Para o líder do PSD, é preciso que os governos "salvaguardem a sua independência e a sua isenção de processos que não estão sob a sua alçada direta" e, por isso, espera que haja um "esclarecimento cabal desta matéria".

O Expresso noticiou que António Costa e a empresária angolana, para ultrapassar o impasse no BPI, reuniram-se em Lisboa e terão conciliado posições com o grupo financeiro espanhol La Caixa, com a filha do Presidente de Angola a vender a sua participação no BPI aos espanhóis e o BPI a ceder as suas ações do banco angolano BFA a capitais angolanos.

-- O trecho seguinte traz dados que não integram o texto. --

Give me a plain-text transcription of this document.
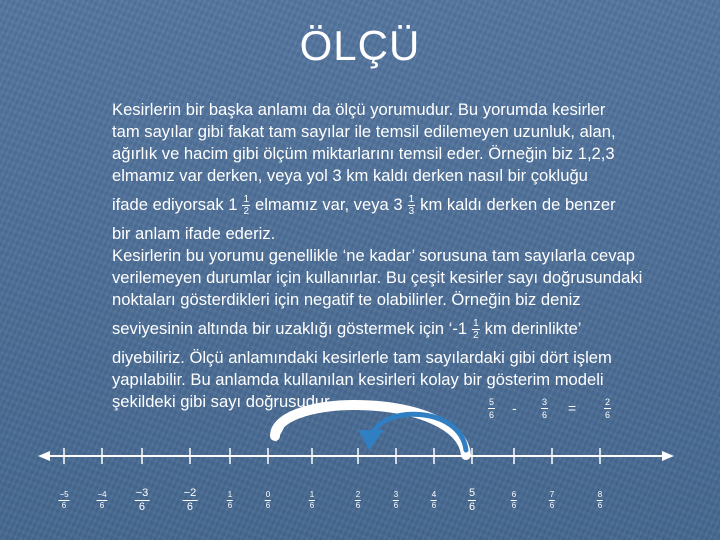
ÖLÇÜ
Kesirlerin bir başka anlamı da ölçü yorumudur. Bu yorumda kesirler
tam sayılar gibi fakat tam sayılar ile temsil edilemeyen uzunluk, alan,
ağırlık ve hacim gibi ölçüm miktarlarını temsil eder. Örneğin biz 1,2,3
elmamız var derken, veya yol 3 km kaldı derken nasıl bir çokluğu
ifade ediyorsak $1 \frac{1}{2}$ elmamız var, veya $3 \frac{1}{3}$ km kaldı derken de benzer
bir anlam ifade ederiz.
Kesirlerin bu yorumu genellikle ‘ne kadar’ sorusuna tam sayılarla cevap
verilemeyen durumlar için kullanırlar. Bu çeşit kesirler sayı doğrusundaki
noktaları gösterdikleri için negatif te olabilirler. Örneğin biz deniz
seviyesinin altında bir uzaklığı göstermek için ‘$-1 \frac{1}{2}$ km derinlikte’
diyebiliriz. Ölçü anlamındaki kesirlerle tam sayılardaki gibi dört işlem
yapılabilir. Bu anlamda kullanılan kesirleri kolay bir gösterim modeli
şekildeki gibi sayı doğrusudur.	$\frac{5}{6}$ -	$\frac{3}{6}$ =	$\frac{2}{6}$
$\frac{-5}{6}$	$\frac{-4}{6} \frac{-3}{6}$	$\frac{-2}{6}$	$\frac{1}{6}$	$\frac{0}{6}$	$\frac{1}{6}$	$\frac{2}{6}$	$\frac{3}{6}$	$\frac{4}{6}$	$\frac{5}{6}$	$\frac{6}{6}$	$\frac{7}{6}$	$\frac{8}{6}$
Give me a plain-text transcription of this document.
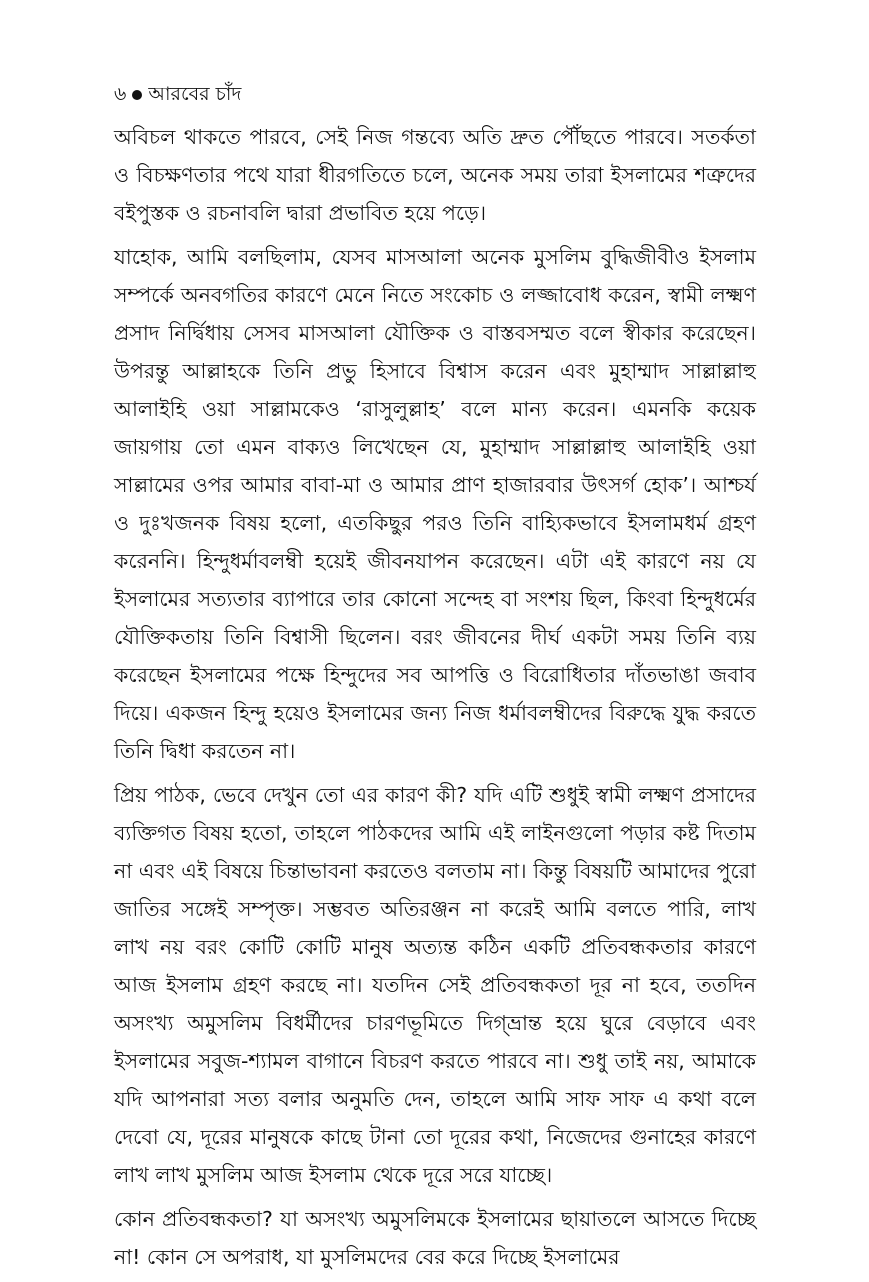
৬ আরবের চাঁদ

অবিচল থাকতে পারবে, সেই নিজ গন্তব্যে অতি দ্রুত পৌঁছতে পারবে। সতর্কতা ও বিচক্ষণতার পথে যারা ধীরগতিতে চলে, অনেক সময় তারা ইসলামের শত্রুদের বইপুস্তক ও রচনাবলি দ্বারা প্রভাবিত হয়ে পড়ে।

যাহোক, আমি বলছিলাম, যেসব মাসআলা অনেক মুসলিম বুদ্ধিজীবীও ইসলাম সম্পর্কে অনবগতির কারণে মেনে নিতে সংকোচ ও লজ্জাবোধ করেন, স্বামী লক্ষ্মণ প্রসাদ নির্দ্বিধায় সেসব মাসআলা যৌক্তিক ও বাস্তবসম্মত বলে স্বীকার করেছেন। উপরন্তু আল্লাহকে তিনি প্রভু হিসাবে বিশ্বাস করেন এবং মুহাম্মাদ সাল্লাল্লাহু আলাইহি ওয়া সাল্লামকেও ‘রাসুলুল্লাহ’ বলে মান্য করেন। এমনকি কয়েক জায়গায় তো এমন বাক্যও লিখেছেন যে, মুহাম্মাদ সাল্লাল্লাহু আলাইহি ওয়া সাল্লামের ওপর আমার বাবা-মা ও আমার প্রাণ হাজারবার উৎসর্গ হোক’। আশ্চর্য ও দুঃখজনক বিষয় হলো, এতকিছুর পরও তিনি বাহ্যিকভাবে ইসলামধর্ম গ্রহণ করেননি। হিন্দুধর্মাবলম্বী হয়েই জীবনযাপন করেছেন। এটা এই কারণে নয় যে ইসলামের সত্যতার ব্যাপারে তার কোনো সন্দেহ বা সংশয় ছিল, কিংবা হিন্দুধর্মের যৌক্তিকতায় তিনি বিশ্বাসী ছিলেন। বরং জীবনের দীর্ঘ একটা সময় তিনি ব্যয় করেছেন ইসলামের পক্ষে হিন্দুদের সব আপত্তি ও বিরোধিতার দাঁতভাঙা জবাব দিয়ে। একজন হিন্দু হয়েও ইসলামের জন্য নিজ ধর্মাবলম্বীদের বিরুদ্ধে যুদ্ধ করতে তিনি দ্বিধা করতেন না।

প্রিয় পাঠক, ভেবে দেখুন তো এর কারণ কী? যদি এটি শুধুই স্বামী লক্ষ্মণ প্রসাদের ব্যক্তিগত বিষয় হতো, তাহলে পাঠকদের আমি এই লাইনগুলো পড়ার কষ্ট দিতাম না এবং এই বিষয়ে চিন্তাভাবনা করতেও বলতাম না। কিন্তু বিষয়টি আমাদের পুরো জাতির সঙ্গেই সম্পৃক্ত। সম্ভবত অতিরঞ্জন না করেই আমি বলতে পারি, লাখ লাখ নয় বরং কোটি কোটি মানুষ অত্যন্ত কঠিন একটি প্রতিবন্ধকতার কারণে আজ ইসলাম গ্রহণ করছে না। যতদিন সেই প্রতিবন্ধকতা দূর না হবে, ততদিন অসংখ্য অমুসলিম বিধর্মীদের চারণভূমিতে দিগ্‌ভ্রান্ত হয়ে ঘুরে বেড়াবে এবং ইসলামের সবুজ-শ্যামল বাগানে বিচরণ করতে পারবে না। শুধু তাই নয়, আমাকে যদি আপনারা সত্য বলার অনুমতি দেন, তাহলে আমি সাফ সাফ এ কথা বলে দেবো যে, দূরের মানুষকে কাছে টানা তো দূরের কথা, নিজেদের গুনাহের কারণে লাখ লাখ মুসলিম আজ ইসলাম থেকে দূরে সরে যাচ্ছে।

কোন প্রতিবন্ধকতা? যা অসংখ্য অমুসলিমকে ইসলামের ছায়াতলে আসতে দিচ্ছে না! কোন সে অপরাধ, যা মুসলিমদের বের করে দিচ্ছে ইসলামের
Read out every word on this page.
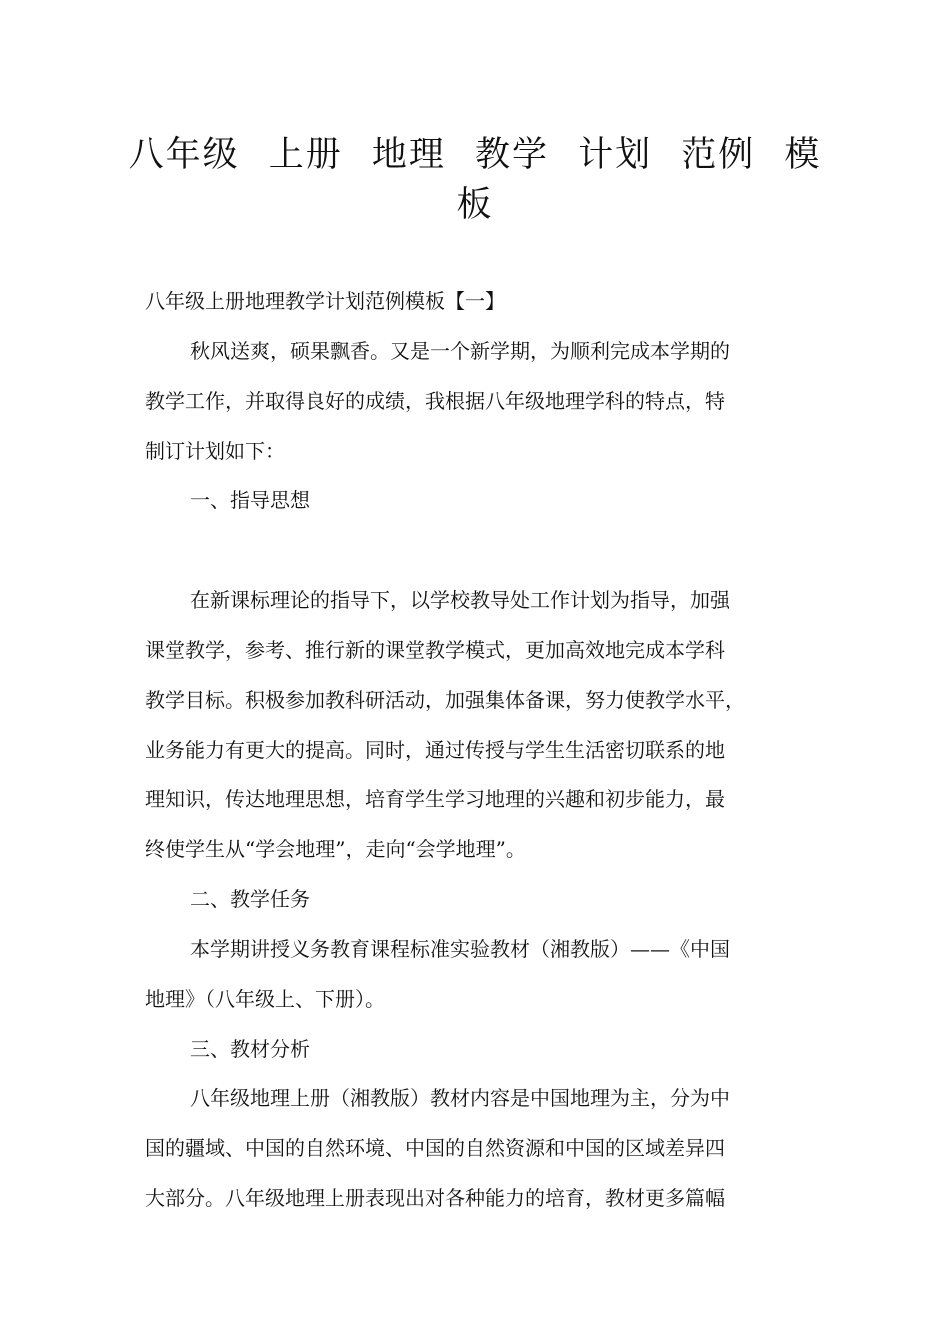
八年级 上册 地理 教学 计划 范例 模
板
八年级上册地理教学计划范例模板【一】
秋风送爽，硕果飘香。又是一个新学期，为顺利完成本学期的
教学工作，并取得良好的成绩，我根据八年级地理学科的特点，特
制订计划如下：
一、指导思想
在新课标理论的指导下，以学校教导处工作计划为指导，加强
课堂教学，参考、推行新的课堂教学模式，更加高效地完成本学科
教学目标。积极参加教科研活动，加强集体备课，努力使教学水平，
业务能力有更大的提高。同时，通过传授与学生生活密切联系的地
理知识，传达地理思想，培育学生学习地理的兴趣和初步能力，最
终使学生从“学会地理”，走向“会学地理”。
二、教学任务
本学期讲授义务教育课程标准实验教材（湘教版）——《中国
地理》（八年级上、下册）。
三、教材分析
八年级地理上册（湘教版）教材内容是中国地理为主，分为中
国的疆域、中国的自然环境、中国的自然资源和中国的区域差异四
大部分。八年级地理上册表现出对各种能力的培育，教材更多篇幅
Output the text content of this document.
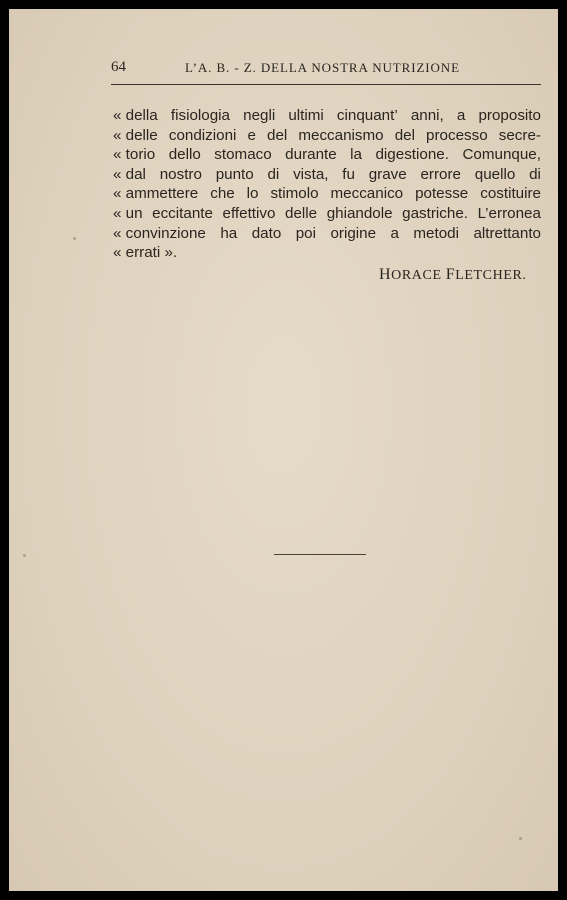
64	L’A. B. - Z. DELLA NOSTRA NUTRIZIONE
« della fisiologia negli ultimi cinquant’ anni, a proposito
« delle condizioni e del meccanismo del processo secre-
« torio dello stomaco durante la digestione. Comunque,
« dal nostro punto di vista, fu grave errore quello di
« ammettere che lo stimolo meccanico potesse costituire
« un eccitante effettivo delle ghiandole gastriche. L’erronea
« convinzione ha dato poi origine a metodi altrettanto
« errati ».
HORACE FLETCHER.
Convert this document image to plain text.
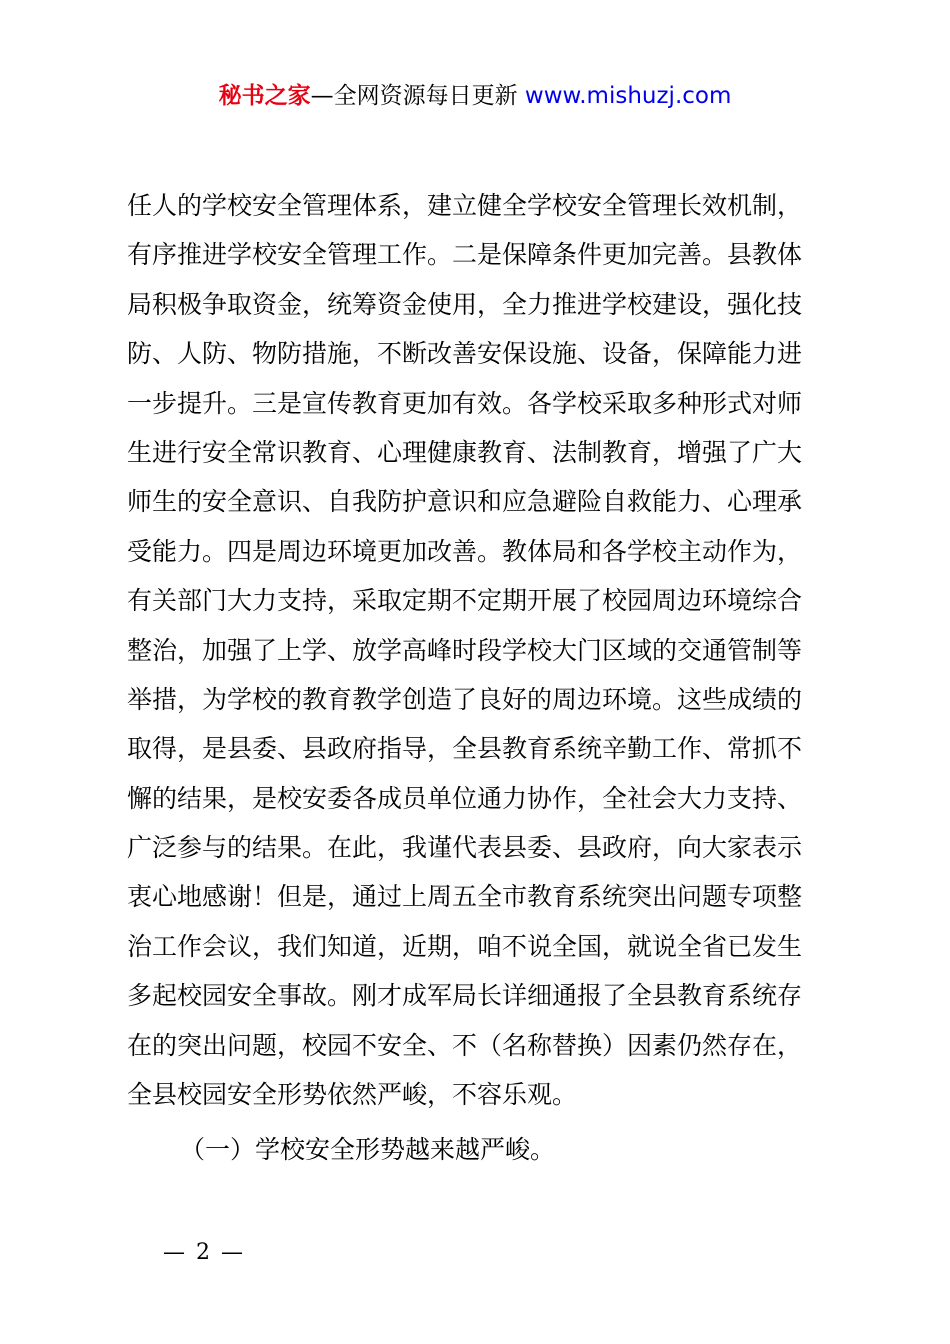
秘书之家—全网资源每日更新 www.mishuzj.com
任人的学校安全管理体系，建立健全学校安全管理长效机制，
有序推进学校安全管理工作。二是保障条件更加完善。县教体
局积极争取资金，统筹资金使用，全力推进学校建设，强化技
防、人防、物防措施，不断改善安保设施、设备，保障能力进
一步提升。三是宣传教育更加有效。各学校采取多种形式对师
生进行安全常识教育、心理健康教育、法制教育，增强了广大
师生的安全意识、自我防护意识和应急避险自救能力、心理承
受能力。四是周边环境更加改善。教体局和各学校主动作为，
有关部门大力支持，采取定期不定期开展了校园周边环境综合
整治，加强了上学、放学高峰时段学校大门区域的交通管制等
举措，为学校的教育教学创造了良好的周边环境。这些成绩的
取得，是县委、县政府指导，全县教育系统辛勤工作、常抓不
懈的结果，是校安委各成员单位通力协作，全社会大力支持、
广泛参与的结果。在此，我谨代表县委、县政府，向大家表示
衷心地感谢！但是，通过上周五全市教育系统突出问题专项整
治工作会议，我们知道，近期，咱不说全国，就说全省已发生
多起校园安全事故。刚才成军局长详细通报了全县教育系统存
在的突出问题，校园不安全、不（名称替换）因素仍然存在，
全县校园安全形势依然严峻，不容乐观。
（一）学校安全形势越来越严峻。
— 2 —
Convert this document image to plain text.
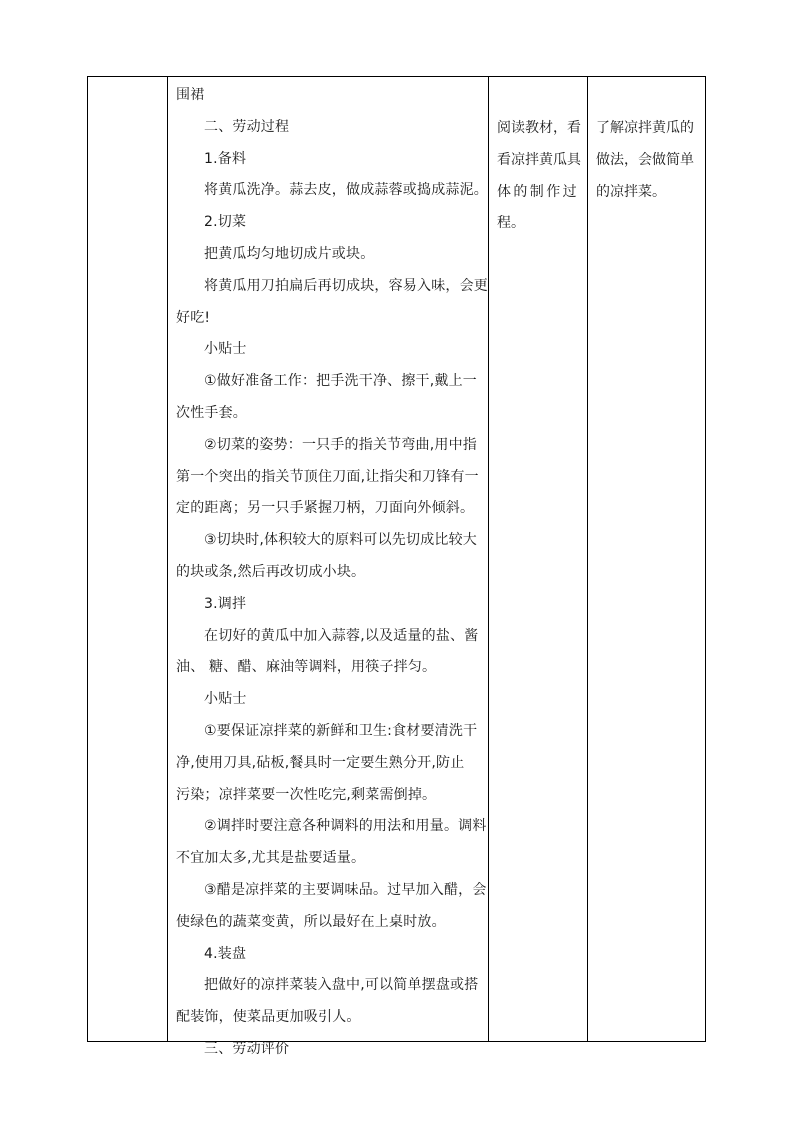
围裙
二、劳动过程
1.备料
将黄瓜洗净。蒜去皮，做成蒜蓉或捣成蒜泥。
2.切菜
把黄瓜均匀地切成片或块。
将黄瓜用刀拍扁后再切成块，容易入味，会更
好吃!
小贴士
①做好准备工作：把手洗干净、擦干,戴上一
次性手套。
②切菜的姿势：一只手的指关节弯曲,用中指
第一个突出的指关节顶住刀面,让指尖和刀锋有一
定的距离；另一只手紧握刀柄，刀面向外倾斜。
③切块时,体积较大的原料可以先切成比较大
的块或条,然后再改切成小块。
3.调拌
在切好的黄瓜中加入蒜蓉,以及适量的盐、酱
油、 糖、醋、麻油等调料，用筷子拌匀。
小贴士
①要保证凉拌菜的新鲜和卫生:食材要清洗干
净,使用刀具,砧板,餐具时一定要生熟分开,防止
污染；凉拌菜要一次性吃完,剩菜需倒掉。
②调拌时要注意各种调料的用法和用量。调料
不宜加太多,尤其是盐要适量。
③醋是凉拌菜的主要调味品。过早加入醋，会
使绿色的蔬菜变黄，所以最好在上桌时放。
4.装盘
把做好的凉拌菜装入盘中,可以简单摆盘或搭
配装饰，使菜品更加吸引人。
三、劳动评价
阅读教材，看
看凉拌黄瓜具
体的制作过
程。
了解凉拌黄瓜的
做法，会做简单
的凉拌菜。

Já no sábado, o vice-presidente do grupo parlamentar do PSD Leitão Amaro anunciou um pedido de esclarecimento e referiu que vão ser formuladas oito perguntas ao Governo socialista sobre as alegadas interferências nos negócios entre a empresária angolana Isabel dos Santos e o setor bancário.

* É engraçada a memória do sr. Passos Coelho, esqueceu-se das interferências de gente do PSD na banca, Cavaco Silva entregou o Totta ao Champalimaud que logo a seguir o vendeu aos espanhóis, Oliveira e Costa, Dias Loureiro e muitos mais no BPN, a incompetência do próprio governo de Passos no BES e no Banif, os favores à "zeduzinha", as "swapps", etc.